In retrospect, it seems blatantly obvious that the only purpose of this book is to subject Rebecca to enough abuse at fey hands to make her damage and trauma equal to Meripen's, while letting the reader know how damaged and traumatized (at human hands) he is already. Once she's been sufficiently abused, the book ends, presumably leaving any actual plot to occur in the second book.
It is possible to write duologies, trilogies and series where each book has a plot that wraps up enough questions to satisfy the reader while leaving enough loose ends to entice them into reading the next book. Just look at the books of Mercedes Lackey, Patricia Briggs or Holly Lisle for excellent examples of this.
Or, as the authors have chosen to do with Duainfey and Longeye, you can take one long book, hack it in half and sell each half as "part of a duology" to make more money, with no care for whether the first book leaves the reader with the literary equivalent of blue balls.

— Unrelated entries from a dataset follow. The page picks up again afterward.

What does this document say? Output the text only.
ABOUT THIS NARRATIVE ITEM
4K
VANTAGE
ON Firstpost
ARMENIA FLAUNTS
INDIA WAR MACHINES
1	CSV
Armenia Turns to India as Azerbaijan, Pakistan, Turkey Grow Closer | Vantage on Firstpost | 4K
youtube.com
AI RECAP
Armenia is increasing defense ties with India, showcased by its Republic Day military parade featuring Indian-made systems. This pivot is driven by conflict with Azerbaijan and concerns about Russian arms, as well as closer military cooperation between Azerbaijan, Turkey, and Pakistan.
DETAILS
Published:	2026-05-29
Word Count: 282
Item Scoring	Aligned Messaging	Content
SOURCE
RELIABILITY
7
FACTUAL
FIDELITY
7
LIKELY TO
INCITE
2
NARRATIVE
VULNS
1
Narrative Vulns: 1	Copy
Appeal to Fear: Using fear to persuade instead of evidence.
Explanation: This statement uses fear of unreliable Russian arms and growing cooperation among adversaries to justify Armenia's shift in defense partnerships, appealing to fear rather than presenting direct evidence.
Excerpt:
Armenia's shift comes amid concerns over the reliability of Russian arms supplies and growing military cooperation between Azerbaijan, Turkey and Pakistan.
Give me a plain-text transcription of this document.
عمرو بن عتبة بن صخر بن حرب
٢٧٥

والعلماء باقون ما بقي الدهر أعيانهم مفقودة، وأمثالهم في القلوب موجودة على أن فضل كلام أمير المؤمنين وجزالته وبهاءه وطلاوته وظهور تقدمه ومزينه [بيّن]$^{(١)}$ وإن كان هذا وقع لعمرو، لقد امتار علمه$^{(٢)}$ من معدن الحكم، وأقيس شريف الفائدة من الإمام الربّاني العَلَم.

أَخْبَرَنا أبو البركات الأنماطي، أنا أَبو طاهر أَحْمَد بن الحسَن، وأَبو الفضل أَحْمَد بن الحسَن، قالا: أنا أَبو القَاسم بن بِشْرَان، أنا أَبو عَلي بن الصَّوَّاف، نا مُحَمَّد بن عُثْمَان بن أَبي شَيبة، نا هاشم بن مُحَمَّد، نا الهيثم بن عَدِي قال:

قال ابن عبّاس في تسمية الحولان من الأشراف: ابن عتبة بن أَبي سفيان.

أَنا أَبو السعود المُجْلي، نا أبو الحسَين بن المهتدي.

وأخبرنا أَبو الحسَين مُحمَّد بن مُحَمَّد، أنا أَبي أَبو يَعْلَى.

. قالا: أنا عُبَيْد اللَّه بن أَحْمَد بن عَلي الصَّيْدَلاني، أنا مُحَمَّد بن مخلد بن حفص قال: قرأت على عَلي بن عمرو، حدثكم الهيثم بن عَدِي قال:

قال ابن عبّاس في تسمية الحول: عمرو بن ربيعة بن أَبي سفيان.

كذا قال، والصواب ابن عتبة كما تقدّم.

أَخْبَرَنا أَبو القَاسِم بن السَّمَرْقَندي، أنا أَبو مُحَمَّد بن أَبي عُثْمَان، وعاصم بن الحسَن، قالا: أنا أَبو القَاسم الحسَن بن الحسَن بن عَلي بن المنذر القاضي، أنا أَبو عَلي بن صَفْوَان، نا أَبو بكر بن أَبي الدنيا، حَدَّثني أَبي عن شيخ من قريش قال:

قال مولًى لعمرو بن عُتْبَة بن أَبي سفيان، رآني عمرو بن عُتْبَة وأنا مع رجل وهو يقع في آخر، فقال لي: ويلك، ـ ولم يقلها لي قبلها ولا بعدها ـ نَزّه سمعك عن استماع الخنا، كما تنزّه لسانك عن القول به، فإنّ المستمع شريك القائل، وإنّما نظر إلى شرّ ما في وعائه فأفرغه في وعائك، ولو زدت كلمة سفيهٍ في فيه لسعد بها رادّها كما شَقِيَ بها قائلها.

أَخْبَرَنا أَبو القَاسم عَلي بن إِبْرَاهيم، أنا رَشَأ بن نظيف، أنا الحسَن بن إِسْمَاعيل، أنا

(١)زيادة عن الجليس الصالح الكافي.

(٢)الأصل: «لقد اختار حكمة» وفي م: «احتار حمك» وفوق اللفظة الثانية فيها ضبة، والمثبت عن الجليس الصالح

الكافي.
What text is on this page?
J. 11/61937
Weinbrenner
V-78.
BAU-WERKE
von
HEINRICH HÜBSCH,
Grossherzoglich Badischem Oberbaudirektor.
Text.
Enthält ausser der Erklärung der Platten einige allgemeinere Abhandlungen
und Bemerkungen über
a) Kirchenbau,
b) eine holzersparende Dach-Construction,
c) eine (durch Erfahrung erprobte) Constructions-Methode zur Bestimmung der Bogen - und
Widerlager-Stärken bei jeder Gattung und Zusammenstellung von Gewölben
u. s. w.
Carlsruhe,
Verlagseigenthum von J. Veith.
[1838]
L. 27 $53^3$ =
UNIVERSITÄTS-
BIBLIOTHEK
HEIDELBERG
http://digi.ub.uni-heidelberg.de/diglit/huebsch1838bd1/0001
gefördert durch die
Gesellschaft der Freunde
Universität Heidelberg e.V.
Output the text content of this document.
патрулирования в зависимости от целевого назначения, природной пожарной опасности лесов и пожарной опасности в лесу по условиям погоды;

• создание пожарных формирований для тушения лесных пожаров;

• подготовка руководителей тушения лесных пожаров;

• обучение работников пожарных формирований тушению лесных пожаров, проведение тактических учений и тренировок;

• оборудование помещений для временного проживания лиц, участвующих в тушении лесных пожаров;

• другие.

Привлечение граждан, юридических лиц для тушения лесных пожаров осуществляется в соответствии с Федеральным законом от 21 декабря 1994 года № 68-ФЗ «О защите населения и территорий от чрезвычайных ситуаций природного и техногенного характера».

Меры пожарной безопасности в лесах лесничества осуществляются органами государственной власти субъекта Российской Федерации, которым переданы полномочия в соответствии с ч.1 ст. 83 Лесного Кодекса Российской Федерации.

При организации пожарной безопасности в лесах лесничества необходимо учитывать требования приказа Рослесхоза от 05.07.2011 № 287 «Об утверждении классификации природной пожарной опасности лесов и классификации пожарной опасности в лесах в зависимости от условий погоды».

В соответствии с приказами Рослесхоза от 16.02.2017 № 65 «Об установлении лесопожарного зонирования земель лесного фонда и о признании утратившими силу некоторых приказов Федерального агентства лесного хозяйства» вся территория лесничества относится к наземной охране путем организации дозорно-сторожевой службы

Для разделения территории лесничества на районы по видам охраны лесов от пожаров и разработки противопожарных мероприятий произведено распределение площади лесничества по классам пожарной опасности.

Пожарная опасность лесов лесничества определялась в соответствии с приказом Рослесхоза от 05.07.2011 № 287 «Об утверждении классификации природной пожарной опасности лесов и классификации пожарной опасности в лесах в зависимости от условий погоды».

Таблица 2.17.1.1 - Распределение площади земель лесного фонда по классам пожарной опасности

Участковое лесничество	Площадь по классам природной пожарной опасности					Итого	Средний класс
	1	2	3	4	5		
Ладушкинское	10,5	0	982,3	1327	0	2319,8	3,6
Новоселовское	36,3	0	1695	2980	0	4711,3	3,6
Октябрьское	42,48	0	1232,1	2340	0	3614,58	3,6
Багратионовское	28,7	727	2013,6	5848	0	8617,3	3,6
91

[Edit: I've learned a lot about the market in the past couple of years, enough to have a lot more sympathy for the authors and how little control they may have once a book goes into the publisher's hands. I haven't read Longeye, and I wouldn't suggest reading Duainfey without the sequel close to hand, but I'll reiterate here that I did care about what happened to the characters, and if you don't mind the sexual abuse in the content, you may well enjoy the two books together. If the book was simply bad or boring, I wouldn't have been disappointed enough by the ending to write this review.]